May is National Bike Month
Did you know that Adults who bike to work have healthier weight, blood pressure, and insulin levels.
Just 3 hours of biking per week reduces the risk of heart disease and stroke by 50% and women who bike 30 minutes or more a day have a lower risk of breast cancer.
On May 17 Simsbury will celebrate Bike to Work Day from 6:30-9:30 a.m. on Iron Horse Boulevard. The Farmington Valley Health District will have a display emphasizing the importance of healthy eating and active living. Join your coworkers, and see how much fun pedaling to work can be.
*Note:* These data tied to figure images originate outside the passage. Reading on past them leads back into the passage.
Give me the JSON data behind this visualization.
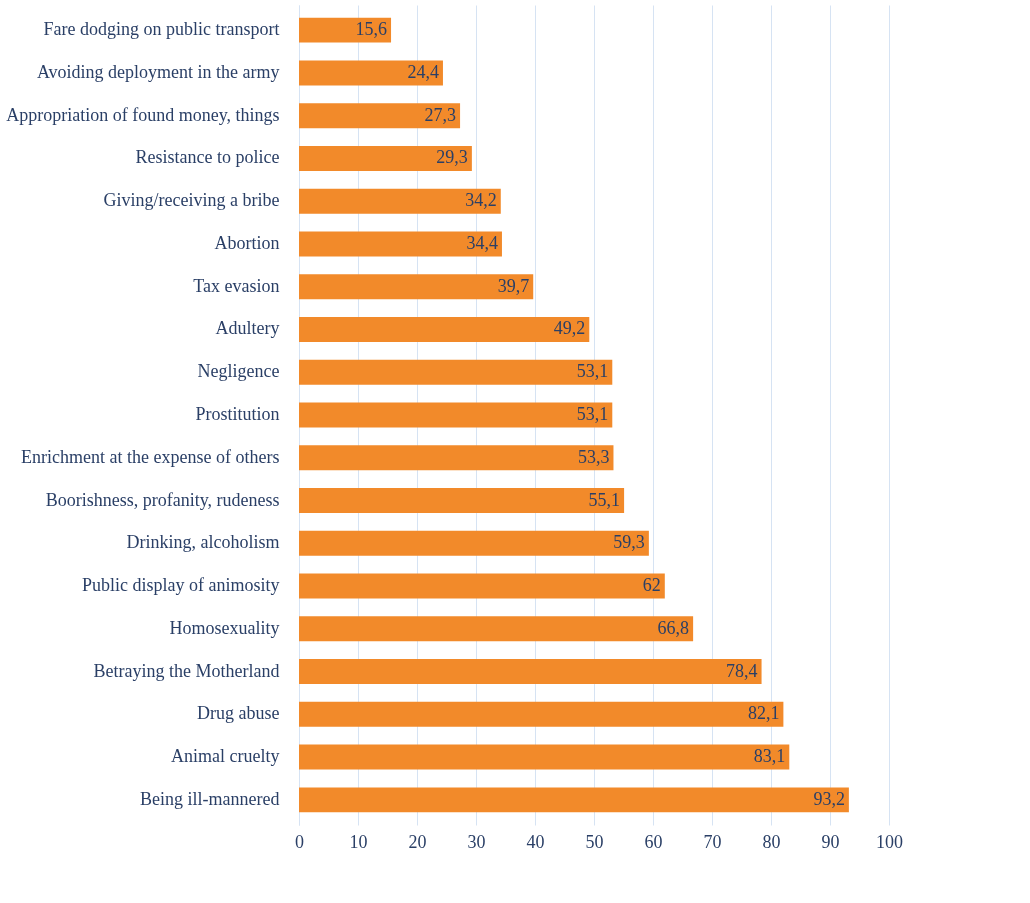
{
  "chart_data": {
    "type": "bar",
    "orientation": "horizontal",
    "categories": [
      "Fare dodging on public transport",
      "Avoiding deployment in the army",
      "Appropriation of found money, things",
      "Resistance to police",
      "Giving/receiving a bribe",
      "Abortion",
      "Tax evasion",
      "Adultery",
      "Negligence",
      "Prostitution",
      "Enrichment at the expense of others",
      "Boorishness, profanity, rudeness",
      "Drinking, alcoholism",
      "Public display of animosity",
      "Homosexuality",
      "Betraying the Motherland",
      "Drug abuse",
      "Animal cruelty",
      "Being ill-mannered"
    ],
    "values": [
      15.6,
      24.4,
      27.3,
      29.3,
      34.2,
      34.4,
      39.7,
      49.2,
      53.1,
      53.1,
      53.3,
      55.1,
      59.3,
      62,
      66.8,
      78.4,
      82.1,
      83.1,
      93.2
    ],
    "value_labels": [
      "15,6",
      "24,4",
      "27,3",
      "29,3",
      "34,2",
      "34,4",
      "39,7",
      "49,2",
      "53,1",
      "53,1",
      "53,3",
      "55,1",
      "59,3",
      "62",
      "66,8",
      "78,4",
      "82,1",
      "83,1",
      "93,2"
    ],
    "color": "#f28a2a",
    "xlim": [
      0,
      100
    ],
    "xticks": [
      0,
      10,
      20,
      30,
      40,
      50,
      60,
      70,
      80,
      90,
      100
    ],
    "grid": "x"
  }
}
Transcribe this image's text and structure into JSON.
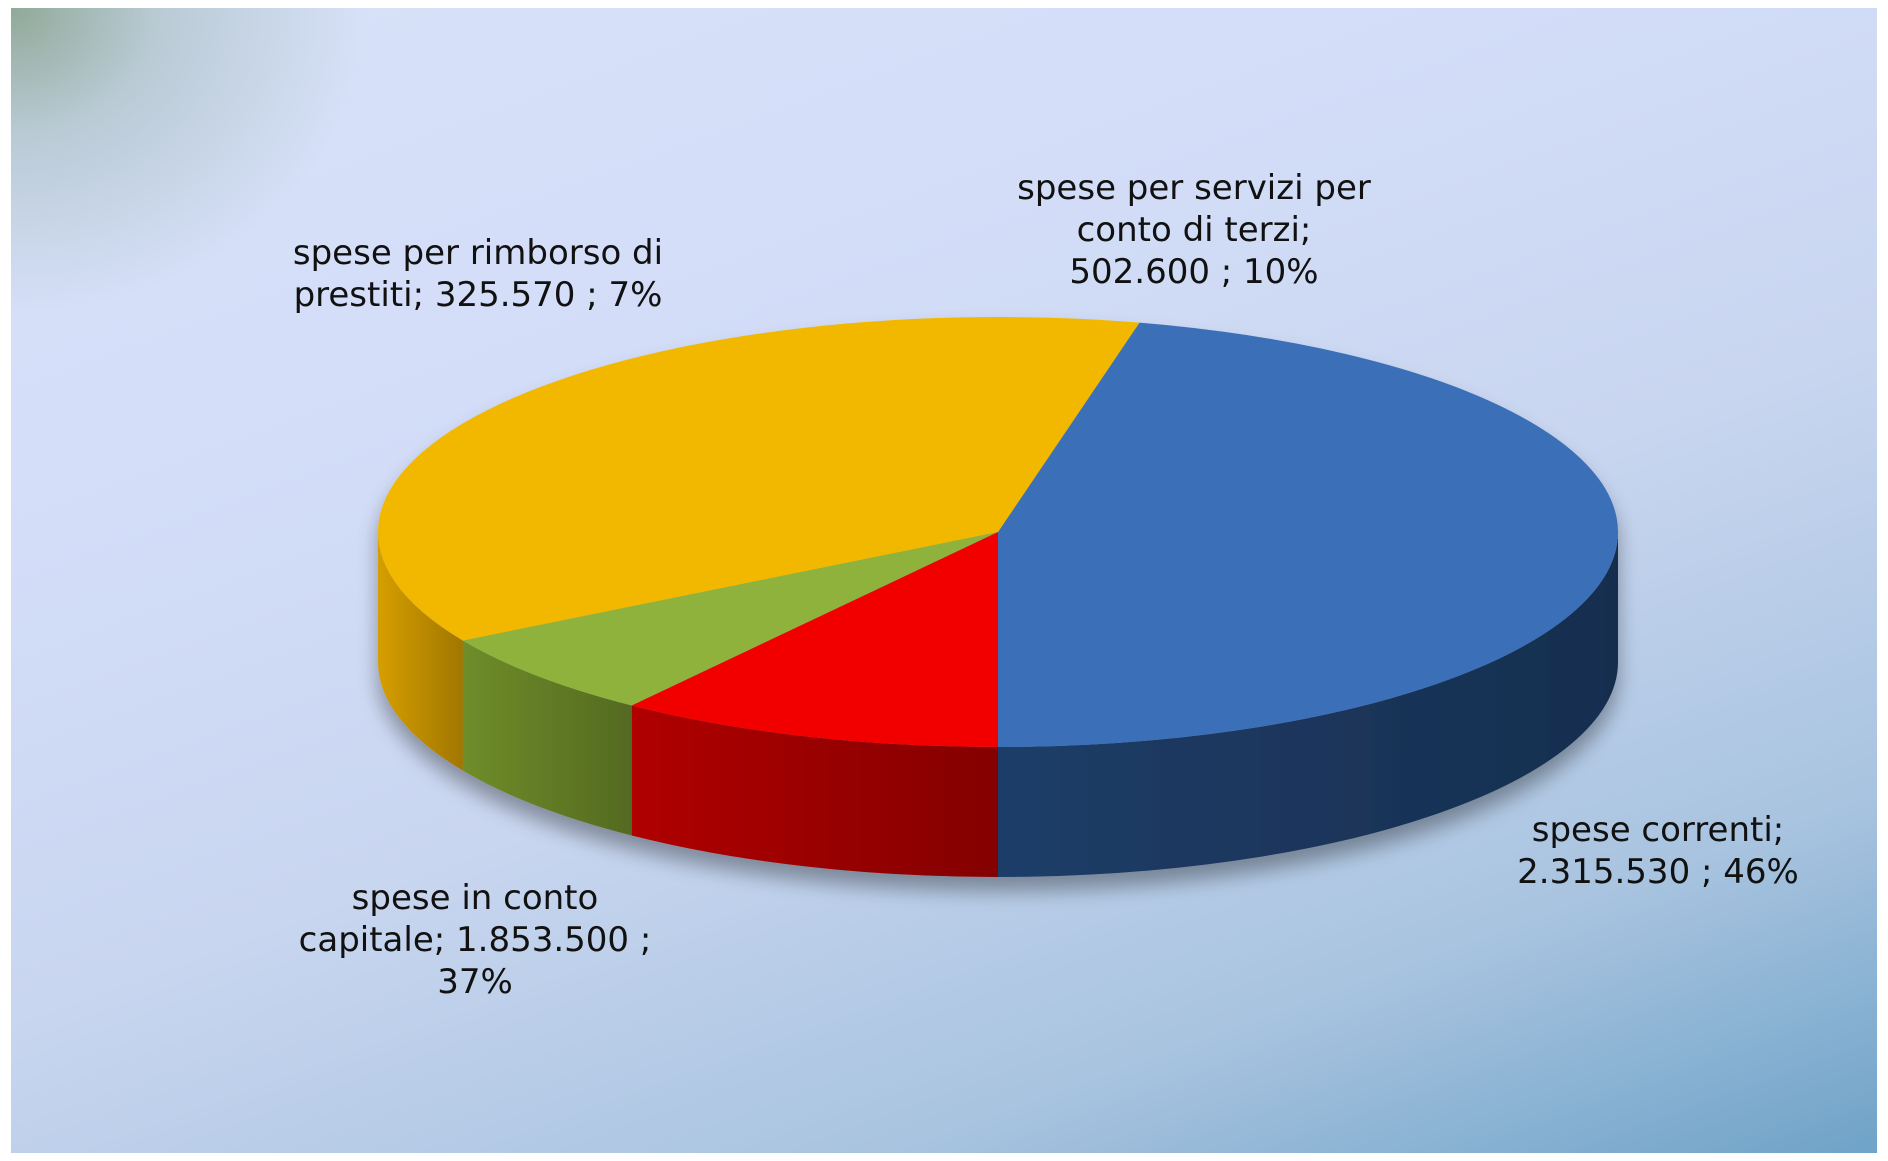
{
  "chart_data": {
    "type": "pie",
    "style": "3d",
    "slices": [
      {
        "name": "spese correnti",
        "value": 2315530,
        "value_label": "2.315.530",
        "percent_label": "46%",
        "color": "#3a6fb8",
        "side_color": "#1e3d68",
        "label_lines": [
          "spese correnti;",
          "2.315.530 ; 46%"
        ]
      },
      {
        "name": "spese in conto capitale",
        "value": 1853500,
        "value_label": "1.853.500",
        "percent_label": "37%",
        "color": "#f2b800",
        "side_color": "#d69e00",
        "label_lines": [
          "spese in conto",
          "capitale;  1.853.500 ;",
          "37%"
        ]
      },
      {
        "name": "spese per rimborso di prestiti",
        "value": 325570,
        "value_label": "325.570",
        "percent_label": "7%",
        "color": "#8fb23c",
        "side_color": "#6f8d2a",
        "label_lines": [
          "spese per rimborso di",
          "prestiti;  325.570 ; 7%"
        ]
      },
      {
        "name": "spese per servizi per conto di terzi",
        "value": 502600,
        "value_label": "502.600",
        "percent_label": "10%",
        "color": "#f20000",
        "side_color": "#b00000",
        "label_lines": [
          "spese per servizi per",
          "conto di terzi;",
          "502.600 ; 10%"
        ]
      }
    ],
    "title": "",
    "legend": "none"
  }
}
In 2010 and again in 2012, The League of American Bicyclists designated Simsbury as a bronze level Bike Friendly Community. Simsbury was the first Connecticut town to receive the designation. Simsbury is working toward earning a silver designation based on a feedback analysis from the League. Bike Friendly initiatives are designed to encourage more cycling by building a well-connected and safe infrastructure for commuter and recreational use.
For more information about Bike Friendly America go to www.bikeleague.org/programs/bicyclefriendlyamerica/index_about.php.
For local Simsbury bike news and events “like” us on Facebook at www.facebook.com/simsburyfreebike
Tick Season is here!
Spring has arrived. The daffodils are blooming, the bikes are dusted off, the gardens are being raked and….the Ticks are out. Unfortunately black-legged ticks, more commonly referred to as deer ticks, can transmit Lyme disease which is prevalent in Connecticut and the Farmington Valley.
Fortunately everyone can take simple steps to significantly reduce the risk of being infected. To prevent Lyme disease and other tick-borne infections, the best protection is to avoid contact with ticks. When working or playing outside in areas that ticks inhabit (tall grass and weeds, woods, and leaf litter) you should:
• Wear light colored clothing (to spot the ticks easily), long sleeved shirts and long pants.
• Create a “tick barrier” by tucking pants into socks and shirt into pants.
• Consider using insect repellent, according to manufacturer’s instructions, when planning to be outdoors.
• Check clothing and skin very carefully after being outdoors in tick infested areas.
• Shower soon after spending time outdoors
• Remove any ticks carefully and as soon as possible after they are discovered.
• Keep your lawn mowed, cut overgrown brush, and clear any leaf litter away from the home.
• Use a wood chip barrier between any wooded area and the yard.
• Inspect pets daily and remove any ticks found.
Lyme disease can cause flu-like symptoms such as fatigue, headache, fever, achy muscles and joints. Untreated, more serious symptoms of Lyme disease can include arthritis, neurologic and heart problems. Call a doctor if you get a rash or fever following a tick bite.
Research has shown that an infected tick needs to feed for 24-36 hours before transmission of the bacteria that causes Lyme disease occurs. Ticks should be removed with tweezers grasping the tick as close to the skin as possible and gently and steadily pulling up. Never use petroleum jelly, hot matches, nail polish remover or any other substance to remove a tick.
The tick bite area should be monitored for 30 days for any signs of a rash. If you experience any symptoms consistent with Lyme disease following a tick bite you should seek medical attention.